PH&N Core Plus Bond Fund - Q2 2023
The yield of the FTSE Canada Universe Bond Index ended the quarter at 4.4%, an increase of approximately 0.4% from where it began the quarter. Yields continued to exhibit remarkable volatility this quarter and ended meaningfully higher and the Government of Canada yield curve inverted further, while broad credit spreads tightened on the back of improved investor risk appetite. Stronger-than-expected economic data caused the BoC to hike its policy rate. The market’s expectations for the future path of policy rates remained volatile, as expectations shifted from rate cuts in late 2023 to further rate increases by the end of the year. The fund finished ahead of the benchmark for the quarter with contributions coming from both interest rate anticipation and credit strategies, as well as contributions from out-of-benchmark allocations to high yield bonds, mortgages, and emerging market debt. The fund maintained its medium level of risk over the quarter; however, we remain focused on more liquid, high-quality areas of the market, as we are cognizant that we are in the late stage of the business cycle and that recession risk remains prevalent.
PH&N Dividend Income Fund - Q2 2023
The Canadian equity market ended the second quarter in positive territory, as the S&P/TSX Composite Index returned 1.1% in Q2. Measured in Canadian dollars, the TSX underperformed both the S&P 500 and MSCI World, largely due to its smaller technology exposure relative to global counterparts. Investors also continued to focus on macroeconomic factors, including inflation and interest rates. Among the top-performing TSX sectors during the quarter were Information Technology and Consumer Discretionary. The fund underperformed the Canadian equity market this quarter, posting a return of 0.8%, with 4/11 sectors contributing positively to relative performance, particularly Materials and Energy, while Information Technology and Communications detracted the most. Overall, we remain focused on the intrinsic value of businesses, and on identifying businesses with stable and growing dividends offering attractive risk/reward opportunities.
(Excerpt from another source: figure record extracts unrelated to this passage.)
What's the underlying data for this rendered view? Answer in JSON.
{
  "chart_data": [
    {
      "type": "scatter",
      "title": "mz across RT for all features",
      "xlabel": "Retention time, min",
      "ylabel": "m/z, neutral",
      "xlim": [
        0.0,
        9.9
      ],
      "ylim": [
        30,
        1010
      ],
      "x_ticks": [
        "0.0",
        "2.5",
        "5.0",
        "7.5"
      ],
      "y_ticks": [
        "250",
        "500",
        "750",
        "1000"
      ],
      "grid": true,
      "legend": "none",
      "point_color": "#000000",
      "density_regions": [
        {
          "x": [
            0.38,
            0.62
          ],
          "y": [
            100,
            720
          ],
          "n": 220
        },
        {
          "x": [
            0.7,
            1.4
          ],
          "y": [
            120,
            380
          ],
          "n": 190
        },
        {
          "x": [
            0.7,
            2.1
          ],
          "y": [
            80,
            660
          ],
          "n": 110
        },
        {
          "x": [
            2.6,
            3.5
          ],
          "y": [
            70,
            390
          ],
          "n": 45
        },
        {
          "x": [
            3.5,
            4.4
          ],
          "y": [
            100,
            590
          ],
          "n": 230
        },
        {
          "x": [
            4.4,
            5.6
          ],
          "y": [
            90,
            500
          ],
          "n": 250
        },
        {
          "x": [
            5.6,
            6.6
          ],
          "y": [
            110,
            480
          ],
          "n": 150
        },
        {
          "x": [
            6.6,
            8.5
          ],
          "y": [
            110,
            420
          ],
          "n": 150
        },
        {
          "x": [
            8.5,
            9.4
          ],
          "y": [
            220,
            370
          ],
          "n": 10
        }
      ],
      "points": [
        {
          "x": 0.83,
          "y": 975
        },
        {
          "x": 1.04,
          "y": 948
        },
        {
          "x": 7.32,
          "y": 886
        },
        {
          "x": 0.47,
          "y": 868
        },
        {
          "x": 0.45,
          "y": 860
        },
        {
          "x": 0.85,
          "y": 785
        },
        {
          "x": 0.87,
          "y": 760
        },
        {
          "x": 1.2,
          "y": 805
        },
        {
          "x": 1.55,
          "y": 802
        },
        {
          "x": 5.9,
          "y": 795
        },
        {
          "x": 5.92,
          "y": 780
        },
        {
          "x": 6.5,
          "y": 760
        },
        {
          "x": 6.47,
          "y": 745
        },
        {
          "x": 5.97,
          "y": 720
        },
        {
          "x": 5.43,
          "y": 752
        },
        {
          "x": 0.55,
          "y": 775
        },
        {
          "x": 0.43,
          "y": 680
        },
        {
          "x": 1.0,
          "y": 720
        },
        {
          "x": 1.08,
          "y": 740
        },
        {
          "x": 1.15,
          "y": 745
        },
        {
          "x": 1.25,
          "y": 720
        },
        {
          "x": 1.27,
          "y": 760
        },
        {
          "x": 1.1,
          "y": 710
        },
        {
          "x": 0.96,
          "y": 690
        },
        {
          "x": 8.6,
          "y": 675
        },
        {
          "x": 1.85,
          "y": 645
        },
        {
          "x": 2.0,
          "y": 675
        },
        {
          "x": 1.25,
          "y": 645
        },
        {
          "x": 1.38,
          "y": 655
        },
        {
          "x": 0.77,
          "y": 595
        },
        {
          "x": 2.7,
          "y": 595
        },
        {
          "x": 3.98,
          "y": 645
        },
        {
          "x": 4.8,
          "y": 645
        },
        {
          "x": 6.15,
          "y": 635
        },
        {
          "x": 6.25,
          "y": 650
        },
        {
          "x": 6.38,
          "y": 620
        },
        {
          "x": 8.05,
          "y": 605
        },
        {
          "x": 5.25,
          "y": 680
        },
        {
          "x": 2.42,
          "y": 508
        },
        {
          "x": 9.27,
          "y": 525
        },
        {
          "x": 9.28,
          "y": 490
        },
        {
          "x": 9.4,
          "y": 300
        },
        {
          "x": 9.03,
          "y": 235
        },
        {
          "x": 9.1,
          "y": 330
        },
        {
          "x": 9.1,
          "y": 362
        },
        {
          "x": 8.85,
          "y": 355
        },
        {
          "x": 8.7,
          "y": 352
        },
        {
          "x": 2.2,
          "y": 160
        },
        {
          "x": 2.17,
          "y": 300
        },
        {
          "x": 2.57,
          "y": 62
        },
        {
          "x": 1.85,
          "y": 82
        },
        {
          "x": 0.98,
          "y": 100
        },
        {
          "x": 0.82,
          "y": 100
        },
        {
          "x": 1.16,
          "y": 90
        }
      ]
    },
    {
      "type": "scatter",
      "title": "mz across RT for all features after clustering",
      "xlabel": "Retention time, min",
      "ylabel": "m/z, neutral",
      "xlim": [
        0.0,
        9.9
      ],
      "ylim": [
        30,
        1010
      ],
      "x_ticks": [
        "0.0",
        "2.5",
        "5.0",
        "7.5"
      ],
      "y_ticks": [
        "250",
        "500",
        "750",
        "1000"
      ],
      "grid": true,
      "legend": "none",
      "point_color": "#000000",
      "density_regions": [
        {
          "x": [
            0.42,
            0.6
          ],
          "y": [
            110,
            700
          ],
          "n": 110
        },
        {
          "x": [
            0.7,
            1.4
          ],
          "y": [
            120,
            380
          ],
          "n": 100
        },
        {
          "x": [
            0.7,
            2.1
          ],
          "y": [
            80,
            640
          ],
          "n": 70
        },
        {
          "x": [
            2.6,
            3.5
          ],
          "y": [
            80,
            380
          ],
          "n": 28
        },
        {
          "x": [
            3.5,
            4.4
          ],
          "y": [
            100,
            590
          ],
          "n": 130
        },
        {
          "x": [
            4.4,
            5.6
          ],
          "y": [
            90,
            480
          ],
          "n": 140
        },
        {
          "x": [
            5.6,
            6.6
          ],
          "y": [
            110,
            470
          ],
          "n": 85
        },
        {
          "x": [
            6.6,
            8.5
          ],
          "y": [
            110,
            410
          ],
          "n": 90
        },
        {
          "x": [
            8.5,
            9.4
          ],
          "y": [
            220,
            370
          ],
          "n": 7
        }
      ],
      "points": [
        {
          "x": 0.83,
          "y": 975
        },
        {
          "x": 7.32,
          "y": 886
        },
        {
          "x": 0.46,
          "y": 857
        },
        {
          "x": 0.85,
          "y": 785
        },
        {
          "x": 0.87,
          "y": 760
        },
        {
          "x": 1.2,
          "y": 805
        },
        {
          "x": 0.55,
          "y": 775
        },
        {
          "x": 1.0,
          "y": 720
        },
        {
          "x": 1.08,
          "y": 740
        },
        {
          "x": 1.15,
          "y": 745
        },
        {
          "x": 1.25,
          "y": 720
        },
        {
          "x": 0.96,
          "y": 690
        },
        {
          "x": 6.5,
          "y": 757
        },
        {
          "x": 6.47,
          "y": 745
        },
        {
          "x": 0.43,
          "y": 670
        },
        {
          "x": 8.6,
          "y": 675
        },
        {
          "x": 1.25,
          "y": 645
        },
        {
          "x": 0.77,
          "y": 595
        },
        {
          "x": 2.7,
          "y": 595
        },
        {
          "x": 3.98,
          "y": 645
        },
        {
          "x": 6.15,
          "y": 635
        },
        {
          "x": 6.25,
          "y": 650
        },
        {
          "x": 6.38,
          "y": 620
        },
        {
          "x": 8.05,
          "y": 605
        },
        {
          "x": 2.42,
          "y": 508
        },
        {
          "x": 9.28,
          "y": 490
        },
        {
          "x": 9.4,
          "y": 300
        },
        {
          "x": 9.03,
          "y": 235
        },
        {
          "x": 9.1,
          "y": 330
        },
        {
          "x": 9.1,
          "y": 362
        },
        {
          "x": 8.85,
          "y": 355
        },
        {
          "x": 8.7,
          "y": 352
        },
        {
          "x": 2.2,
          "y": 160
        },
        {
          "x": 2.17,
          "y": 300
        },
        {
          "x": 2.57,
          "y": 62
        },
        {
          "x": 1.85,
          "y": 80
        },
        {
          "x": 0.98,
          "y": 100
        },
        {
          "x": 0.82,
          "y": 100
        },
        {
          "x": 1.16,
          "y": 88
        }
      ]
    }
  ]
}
PH&N Balanced Pension Trust Q2 2023
Equity markets continued their grind higher from the fall-2022 lows, The rally in the early part of the year was broad-based across regions, as gains were fairly narrow and focused on AI-related names in Information Technology and Communication Services. Additionally, though central banks globally continued to raise rates, the pace of increase has slowed and the hiking cycle appears to be approaching the finish line. While the massive hikes are now outright restrictive for the economy, most developed-world central banks have a bit more tightening to do in the near term. Against this backdrop, our Asset Mix Committee believes it is prudent to keep the portfolios at their neutral targets and wait for better opportunities to add equity risk, we did however execute one rebalance in mid-April, which resulted in a small trim of equities in favour of bonds. Over Q2 the fund returned 1.2%, bringing the one-year return to 10.2%.